Proverbs 17:9 “The one who forgives an offense seeks love, but whoever repeats a matter separates close friends.”
The picture in verse 15 is of a judge who is morally corrupt. Perhaps she is taking bribes. Perhaps he is morally perverse. It is an abomination before God both to let the wicked go free and to imprison the righteous. Judges are supposed to be honorable!
Deuteronomy 25:1 “If controversy arises between people, they should go to court for judgment. When the judges hear the case, they shall exonerate the innocent but condemn the guilty.”
Since we have the ability to influence some of these decisions in our culture, we should vote to elect individuals who have a moral compass. We should also make sure that we hang around people who have a moral compass!
Isaiah 5:20 “Beware, those who call evil good and good evil, who turn darkness into light and light into darkness, who turn bitter into sweet and sweet into bitter.”
Proverbs 17:12-13 “It is better for a person to meet a mother bear being robbed of her cubs, than to encounter a fool in his folly. As for the one who repays evil for good, evil will not leave his house.”
Proverbs is exaggerating to make a point. It’s certainly dangerous to encounter a bear trying to get to her cubs! But imagine walking into a room where a person is going to test for a gas leak with a match. Or crossing a bridge designed by an engineer who doesn’t understand math. Or being asked to lie for someone to cover up an immoral or an illegal act. Each one of these is destructive in a different way, and the consequences are deadly. Foolishness destroys. We need to be wise, and we need to make sure that we aren’t caught up in the foolishness of others.
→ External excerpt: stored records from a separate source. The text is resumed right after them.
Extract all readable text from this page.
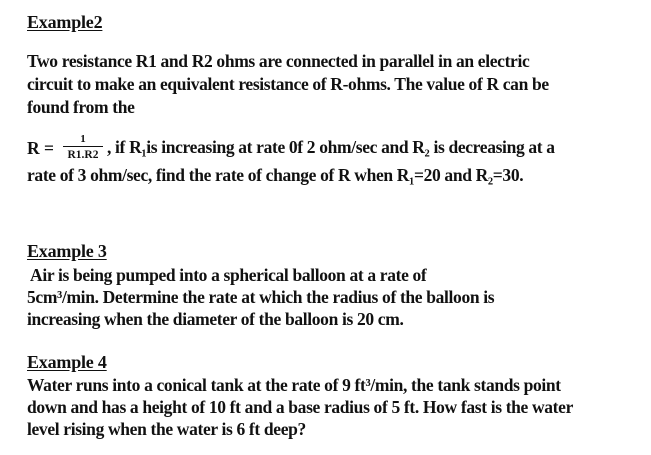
Example2
Two resistance R1 and R2 ohms are connected in parallel in an electric
circuit to make an equivalent resistance of R-ohms. The value of R can be
found from the
R =	1
R1.R2 , if R₁is increasing at rate 0f 2 ohm/sec and R₂ is decreasing at a
rate of 3 ohm/sec, find the rate of change of R when R₁=20 and R₂=30.
Example 3
Air is being pumped into a spherical balloon at a rate of
5cm³/min. Determine the rate at which the radius of the balloon is
increasing when the diameter of the balloon is 20 cm.
Example 4
Water runs into a conical tank at the rate of 9 ft³/min, the tank stands point
down and has a height of 10 ft and a base radius of 5 ft. How fast is the water
level rising when the water is 6 ft deep?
One way we embrace wisdom is by being kind to others, especially those who have been kind to us. But it even goes beyond that. Jesus challenges us to be kind to those who aren’t kind to us!
Matthew 5:43-48 “You have heard that it was said, ‘Love your neighbor’ and ‘hate your enemy.’ But I say to you, love your enemy and pray for those who persecute you, so that you may be like your Father in heaven, since he causes the sun to rise on the evil and the good, and sends rain on the righteous and the unrighteous. For if you love those who love you, what reward do you have? Even the tax collectors do the same, don’t they? And if you only greet your brothers, what more do you do? Even the Gentiles do the same, don’t they? So then, be perfect, as your heavenly Father is perfect.”
Proverbs 17:10-11 “A rebuke makes a greater impression on a discerning person than a hundred blows on a fool. An evil person seeks only rebellion, and so a cruel messenger will be sent against him.”
While this reflects a different time, the underlying premise is the same. A wise person will listen to correction, but a fool won’t. We need to be wise, and we need to discriminate. If we have advice to give, we’re better off giving it to someone who will listen, not someone who won’t! They type of person who won’t is like the type of person who will foster rebellion. Watch out! The government won’t tolerate it for long. A “cruel messenger” will be coming to put down the attempt!
Proverbs 16:14 “A king’s wrath is like a messenger of death, but a wise person appeases it.”
We should probably remember the context here. This is talking to those who are God’s chosen people in God’s chosen nation. Rebellion wasn’t considered a righteous action, even by someone designated as the next king!
1 Samuel 26:23 “The LORD rewards every man for his righteousness and his faithfulness, for the LORD gave you into my hand today, and I would not put out my hand against the LORD’s anointed.”
Even if there are mitigating circumstances in our own cultures that would encourage us to consider rebellion a right course of action, this Proverb reminds us that we will face a “cruel messenger” in our attempt.
Romans 13:4 “…for he does not bear the sword in vain…”
*** You might want to check out the entirety of Romans 13:1-7 to get a perspective on how God views even unjust governments (like the Roman empire).